I knew when Floyd touched me in the church that Elikah would be furious. I had thought he would let me explain. In my wildest imagination, I’d never thought he would nearly kill me. I’d expected a spanking. A hard one. But not a savage beating. But I couldn’t deny that I had let Floyd touch me in a familiar way. In public. Janelle had warned me of the consequences, the fury that any husband would display.
The hours of the day passed as I worried the knot of my problems. Doc Westfall came every day, checking the stove to make sure that Elikah was feeding me properly. My teeth had miraculously stabilized, but he warned me to eat only soft foods. The bleeding had stopped once again, and though Doc was curious about my “initial incident,” he didn’t ask any questions that I couldn’t avoid. He told me that after the scene at Red’s funeral, JoHanna and Duncan had returned to Fitler. He said that word had come back to him that Duncan was finally walking a little. Even though the days were cooler, JoHanna was taking her to the river every day for her exercises.

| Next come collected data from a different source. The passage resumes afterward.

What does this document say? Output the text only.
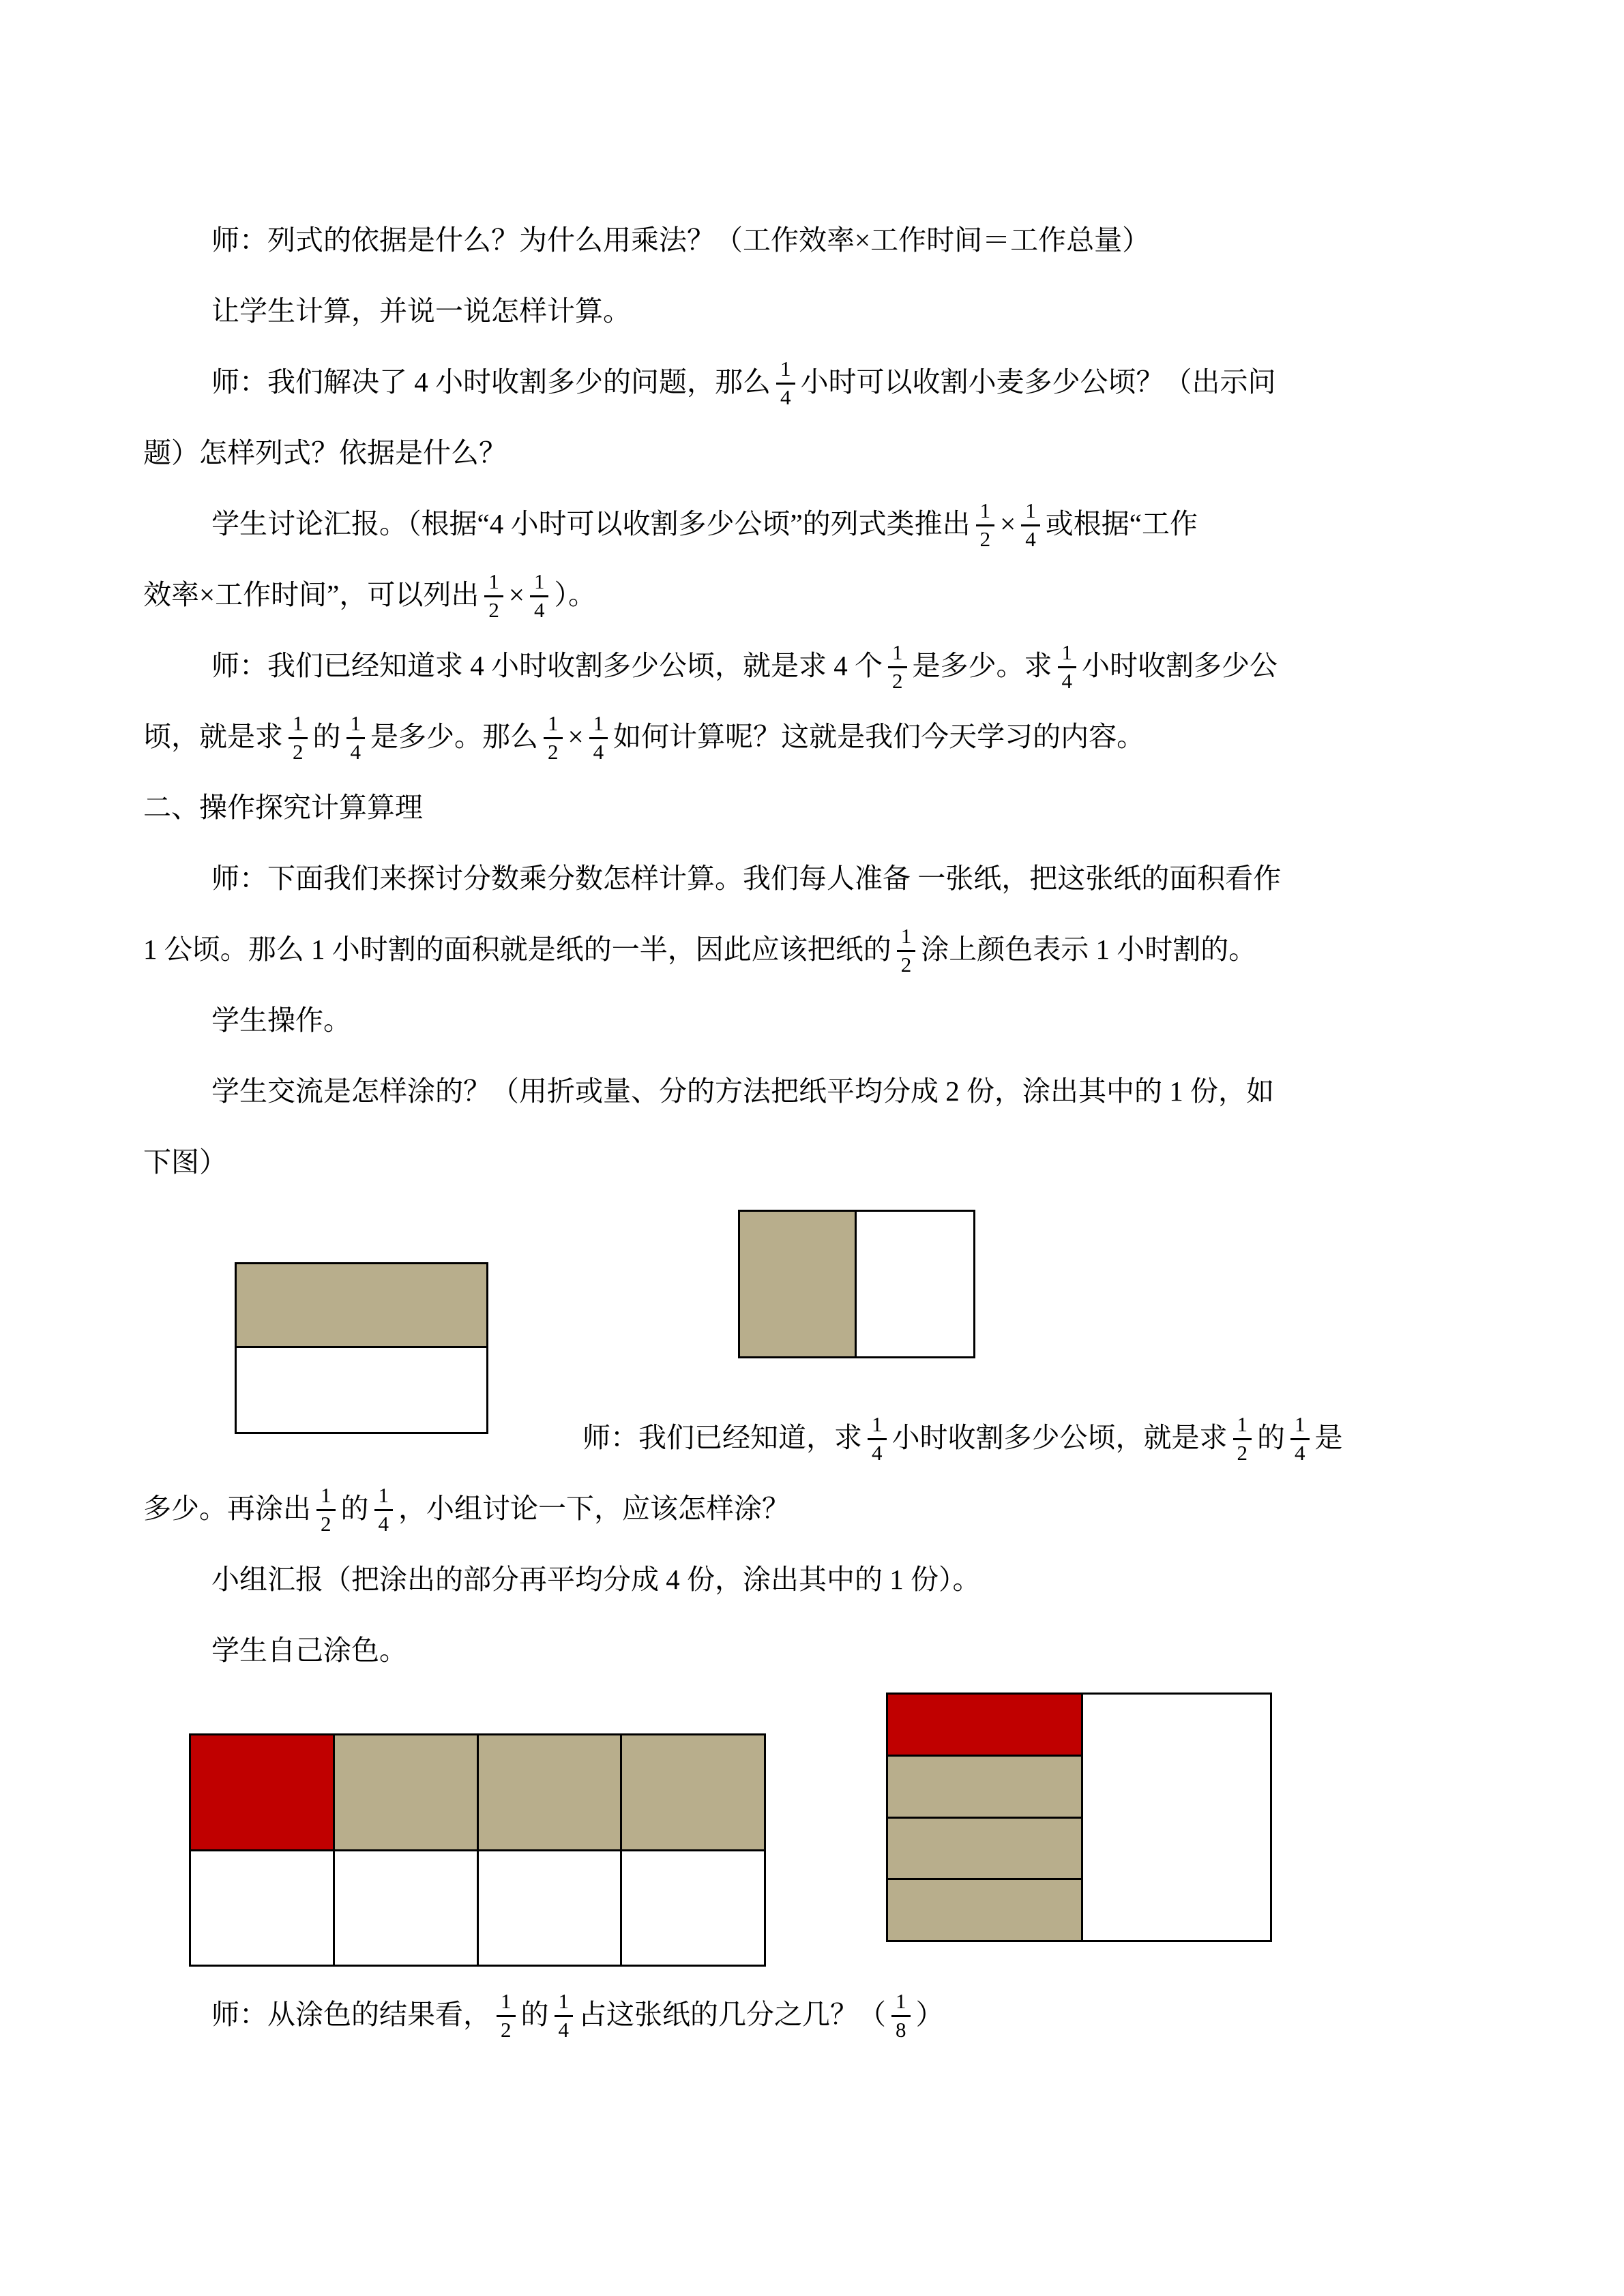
师：列式的依据是什么？为什么用乘法？（工作效率×工作时间＝工作总量）
让学生计算，并说一说怎样计算。
师：我们解决了 4 小时收割多少的问题，那么 $\frac{1}{4}$ 小时可以收割小麦多少公顷？（出示问
题）怎样列式？依据是什么？
学生讨论汇报。（根据“4 小时可以收割多少公顷”的列式类推出 $\frac{1}{2} \times \frac{1}{4}$ 或根据“工作
效率×工作时间”，可以列出 $\frac{1}{2} \times \frac{1}{4}$ ）。
师：我们已经知道求 4 小时收割多少公顷，就是求 4 个 $\frac{1}{2}$ 是多少。求 $\frac{1}{4}$ 小时收割多少公
顷，就是求 $\frac{1}{2}$ 的 $\frac{1}{4}$ 是多少。那么 $\frac{1}{2} \times \frac{1}{4}$ 如何计算呢？这就是我们今天学习的内容。
二、操作探究计算算理
师：下面我们来探讨分数乘分数怎样计算。我们每人准备 一张纸，把这张纸的面积看作
1 公顷。那么 1 小时割的面积就是纸的一半，因此应该把纸的 $\frac{1}{2}$ 涂上颜色表示 1 小时割的。
学生操作。
学生交流是怎样涂的？（用折或量、分的方法把纸平均分成 2 份，涂出其中的 1 份，如
下图）
师：我们已经知道，求 $\frac{1}{4}$ 小时收割多少公顷，就是求 $\frac{1}{2}$ 的 $\frac{1}{4}$ 是
多少。再涂出 $\frac{1}{2}$ 的 $\frac{1}{4}$ ，小组讨论一下，应该怎样涂？
小组汇报（把涂出的部分再平均分成 4 份，涂出其中的 1 份）。
学生自己涂色。
师：从涂色的结果看， $\frac{1}{2}$ 的 $\frac{1}{4}$ 占这张纸的几分之几？（ $\frac{1}{8}$ ）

There was no mention of John Doggett, and I came to believe that he had been part of a dream. His image haunted me in my sleep, a tall, silent man who required no words to make his presence felt. He stood behind JoHanna whenever she came into my nether world. Was he guarding her or threatening her; I couldn’t determine. He grew more dreamlike with each encounter. John Doggett was the first warning that I was having difficulty discerning past from present, real from remembered.
I moved about the house, tracking the rising and setting of the sun. Looking out the front windows I watched the storm clouds gather while the sun burned golden among the changing colors of the single sycamore tree in the empty lot across the street. I fancied myself a little girl again, scuffing through the first crisping leaves that had fallen. Sitting at my window, I could feel the delicious crunch beneath my feet. The long walk on the way to school. The first cedar smell of unpacked sweaters. Thick socks. Fall. My favorite of all the seasons.
As the pains in my body lessened, I was able to reconstruct the small fragments of joy from long ago. More familiar than the present was my fancy, single moments of the past spun into days where all of my senses were amazingly acute, and there was no suffering, no cruelty. Elikah would come home to find me at the window, gazing out into some scene I’d taken from the past and embellished and carved until it was as real as the touch of the windowsill beneath my hand. With a queer kindness, he would lead me back to bed and feed me, talking of this and that, trying to draw my interest in a place and a people I had never known and completely wiped from my mind.